Consider first, the foresight the Blessed Virgin had of the passion of her Son, from the time that she heard that prophetic prediction addressed to her by holy Simeon, Luke ii. 34, 35, that he should ‘be set for a sign which should be contradicted, and that a sword should pierce her own soul.’ Yes, blessed Lady, a sword indeed, far more sharp and penetrating than any earthly steel, which can only pierce the body and cannot reach the soul, whereas this sword, of more than mortal anguish, which thou sufferest by occasion of the passion of thy Son, inflicts a most bitter, deep, and deadly wound in the very midst of thy soul. A wound which began to be inflicted at the time of this prophecy, by the sense which the heavenly Father then gave thee of what thy Son was to suffer; a wound which was a most bitter alloy of all those consolations which thou receivedst from the sight, conversation, and embraces of thy Jesus; a wound which thou carriedst about with thee in thy soul all the time of his mortal life, still growing upon thee as the time of his Passion drew nearer, and not healed but by his glorious Resurrection. Christians, see how the greatest favourite of heaven by divine appointment meets with the greatest crosses in this mortal pilgrimage. But no wonder Christ himself was first to suffer, and so to enter into his glory; his blessed Mother and all the Saints were to walk in the same road in order to follow him and to partake us his glorious kingdom. O! think not much if your Lord chooses for you what he chose for himself, for his blessed Mother, and for all his elect.

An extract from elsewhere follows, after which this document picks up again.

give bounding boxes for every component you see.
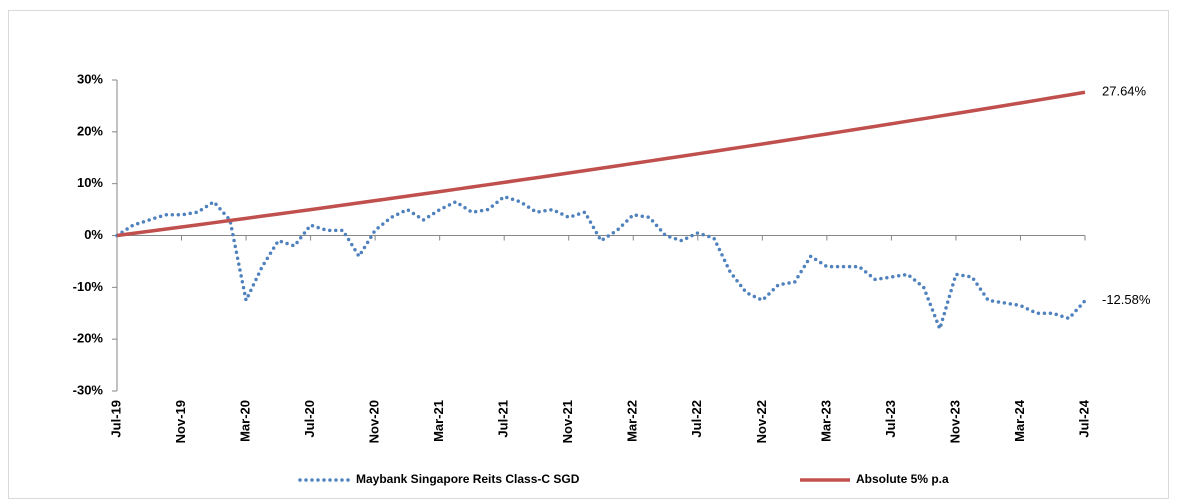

Consider 2ndly, how much the affliction and anguish of this Virgin Lady was increased, when the news was brought her of her Son’s being betrayed by Judas, apprehended, bound, and dragged away in that inhuman manner before the council, and what treatment he had met with there, after being condemned by them. But as the sight usually affects us more than the hearing, so doubtless this blessed Mother was oppressed with a far more killing grief, when on the next morning she was an eye-witness of all the injuries, outrages, and torments which he suffered in the different stages of his passion. For as no love that any person upon earth has ever experienced could any ways approach to the love she bore our Lord, not only as her Son, but much more as her God; so, in proportion to her love her anguish and sorrow to see him treated in that cruel, and barbarous, and outrageous manner, was the greatest that any pure creature could ever sustain, and nothing less than a miracle could have supported her or kept her alive under so dreadful a torture. Ah, Christians the whips, thorns, and nails that pierced his flesh pierced her heart with inexpressible pain and sorrow, which none surely could ever exceed, but those of her Son, ‘the man of sorrows.’ O take pity, my soul, on the sorrows of them both, and see thou never more concur to grieve them by sin.

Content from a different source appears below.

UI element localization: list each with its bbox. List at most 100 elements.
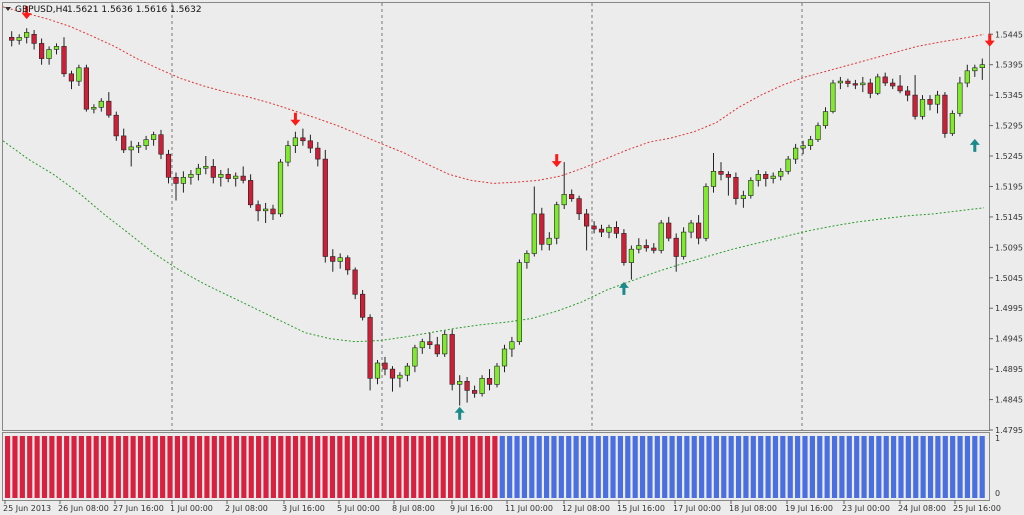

Consider 3rdly, more in particular how the Blessed Virgin was affected when she first saw her Son in the morning in the hands of his enemies, all disfigured by their blows, with his hands tied behind him, his face covered with spittle, and his hair all rent and torn. O my soul, even so hard a heart as thine could scarce bear such a sight as this, much less her tender heart! But what was this in comparison with what she endured when he was so cruelly scourged at the pillar; when he was crowned with piercing thorns, and buffeted by a whole band of soldiers! O what pangs did she suffer when she saw him presented to the people with the ‘Ecce homo!’ Behold the man! How did she then feel in her soul all those wounds she there discovered in his head and body? Nor did she suffer less, but rather much more, when she followed him in his last journey to Mount Calvary, bearing his cross on his mangled shoulders, and marking the way with his sacred blood. But what was all this if compared with what she endured, when she heard the strokes of the hammer driving the nails into his hands and feet; when she saw him hoisted up into the air, and there hanging, extended as upon a rack, and supported by his wounds; when standing near the cross, she saw the extremity of the torture he there endured; contemplated the multitude and variety of his sufferings, heard his last dying words, and saw him give up the ghost? O how truly might she then cry out with the Prophet, ‘O all you that pass by the way, attend and see, if there be sorrow like to my sorrow!’ Lament. i. 12. Learn my soul, from this Queen of sorrows, with what eye thou oughtest to look upon the sufferings of the Son of God, and how to bewail those sins which have given cause to them.

Conclude to imitate the virtues of which this blessed Lady has given us an illustrious example in this martyrdom she endured under the cross of her Son - especially learn her courage and fortitude under such bitter suffering; her patience and perfect conformity to the will of God; her lively faith and hope. These must support thee also under all thy crosses.